Effect of repair factors on multi-level optimization of maintenance planning for corroded pipelines considering different failure modes
DOI:
https://doi.org/10.55592/cilamce.v6i06.10342Palavras-chave:
Pipelines, Maintenance Planning, CorrosionResumo
The use of pipelines for transporting fluids is essential and has been growing
significantly in the oil and gas industry. Although pipelines are one of the safest
methods to transport these materials, it is necessary to consider the risks of failures in
the design, as such incidents can cause considerable damage to the population, the
environment, and the infrastructure. In this context, the aging of the pipeline network
has been extensively studied, and corrosion is one of the main concerns regarding
structural integrity. Therefore, adequate maintenance planning is essential to ensure the
safety and cost-effectiveness of the sector, as effective pipeline integrity management
can reduce expenses and maintain safety standards throughout the operational life of the
pipeline. In this scenario, inspection and maintenance planning research has become
increasingly relevant; recent studies have utilized reliability analysis through Monte
Carlo simulations to define optimal maintenance schedules for corroded pipelines,
aiming to minimize operational costs associated with pipeline management. This paper
investigates the influence of repair factors on the estimated total costs of inspection
schedules optimized for a given number of inspections, considering only one failure
mode and the combination of these (small leak, burst, and rupture).

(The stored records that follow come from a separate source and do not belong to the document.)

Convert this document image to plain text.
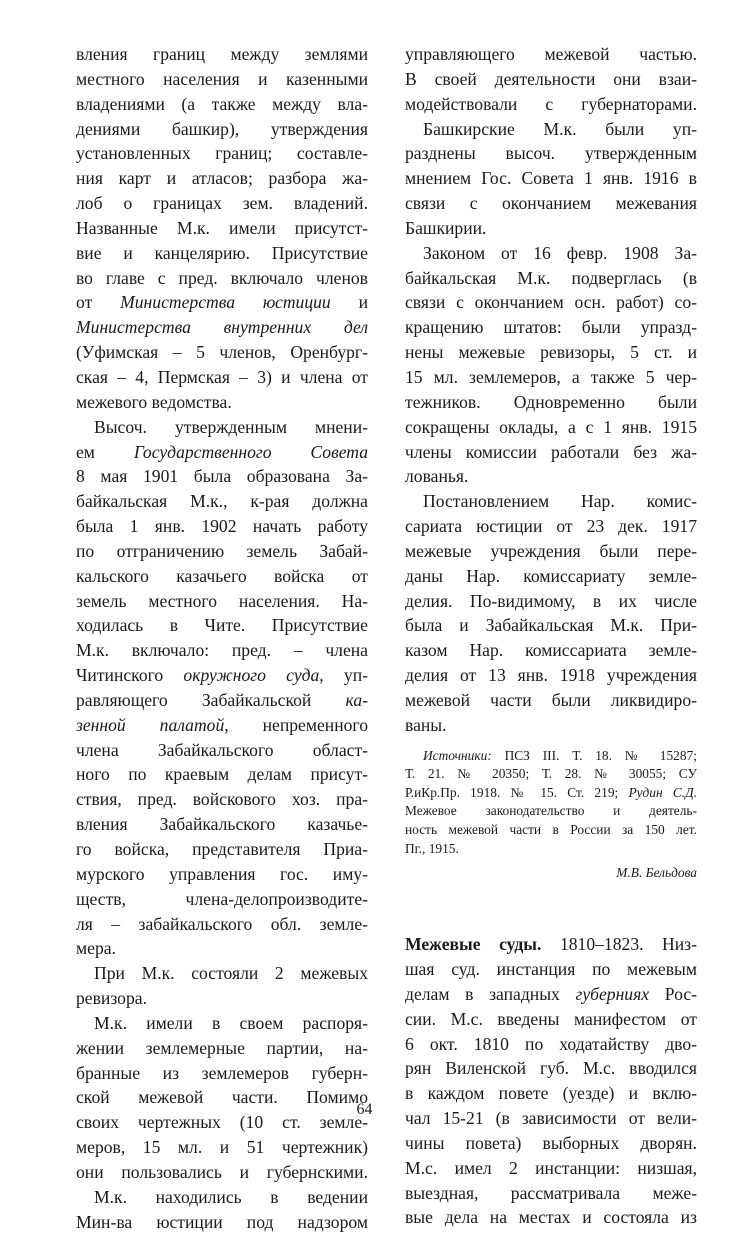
вления границ между землями
местного населения и казенными
владениями (а также между вла-
дениями башкир), утверждения
установленных границ; составле-
ния карт и атласов; разбора жа-
лоб о границах зем. владений.
Названные М.к. имели присутст-
вие и канцелярию. Присутствие
во главе с пред. включало членов
от Министерства юстиции и
Министерства внутренних дел
(Уфимская – 5 членов, Оренбург-
ская – 4, Пермская – 3) и члена от
межевого ведомства.
Высоч. утвержденным мнени-
ем Государственного Совета
8 мая 1901 была образована За-
байкальская М.к., к-рая должна
была 1 янв. 1902 начать работу
по отграничению земель Забай-
кальского казачьего войска от
земель местного населения. На-
ходилась в Чите. Присутствие
М.к. включало: пред. – члена
Читинского окружного суда, уп-
равляющего Забайкальской ка-
зенной палатой, непременного
члена Забайкальского област-
ного по краевым делам присут-
ствия, пред. войскового хоз. пра-
вления Забайкальского казачье-
го войска, представителя Приа-
мурского управления гос. иму-
ществ, члена-делопроизводите-
ля – забайкальского обл. земле-
мера.
При М.к. состояли 2 межевых
ревизора.
М.к. имели в своем распоря-
жении землемерные партии, на-
бранные из землемеров губерн-
ской межевой части. Помимо
своих чертежных (10 ст. земле-
меров, 15 мл. и 51 чертежник)
они пользовались и губернскими.
М.к. находились в ведении
Мин-ва юстиции под надзором
управляющего межевой частью.
В своей деятельности они взаи-
модействовали с губернаторами.
Башкирские М.к. были уп-
разднены высоч. утвержденным
мнением Гос. Совета 1 янв. 1916 в
связи с окончанием межевания
Башкирии.
Законом от 16 февр. 1908 За-
байкальская М.к. подверглась (в
связи с окончанием осн. работ) со-
кращению штатов: были упразд-
нены межевые ревизоры, 5 ст. и
15 мл. землемеров, а также 5 чер-
тежников. Одновременно были
сокращены оклады, а с 1 янв. 1915
члены комиссии работали без жа-
лованья.
Постановлением Нар. комис-
сариата юстиции от 23 дек. 1917
межевые учреждения были пере-
даны Нар. комиссариату земле-
делия. По-видимому, в их числе
была и Забайкальская М.к. При-
казом Нар. комиссариата земле-
делия от 13 янв. 1918 учреждения
межевой части были ликвидиро-
ваны.
Источники: ПСЗ III. Т. 18. № 15287;
Т. 21. № 20350; Т. 28. № 30055; СУ
Р.иКр.Пр. 1918. № 15. Ст. 219; Рудин С.Д.
Межевое законодательство и деятель-
ность межевой части в России за 150 лет.
Пг., 1915.
М.В. Бельдова
Межевые суды. 1810–1823. Низ-
шая суд. инстанция по межевым
делам в западных губерниях Рос-
сии. М.с. введены манифестом от
6 окт. 1810 по ходатайству дво-
рян Виленской губ. М.с. вводился
в каждом повете (уезде) и вклю-
чал 15-21 (в зависимости от вели-
чины повета) выборных дворян.
М.с. имел 2 инстанции: низшая,
выездная, рассматривала меже-
вые дела на местах и состояла из
64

For this, a
combination of methodologies already validated and presented in previous works is
used, in which a multilevel optimization is carried out by predefining an upper limit for
the maximum failure probability, which will act as a constraint on the optimization
problem. The reliability analysis will be performed using Monte Carlo simulations,
which are commonly used in the literature. Finally, preliminary results indicated that the
failure mode strongly influences the final cost, so the results considering only one
failure mode are expected to differ considerably.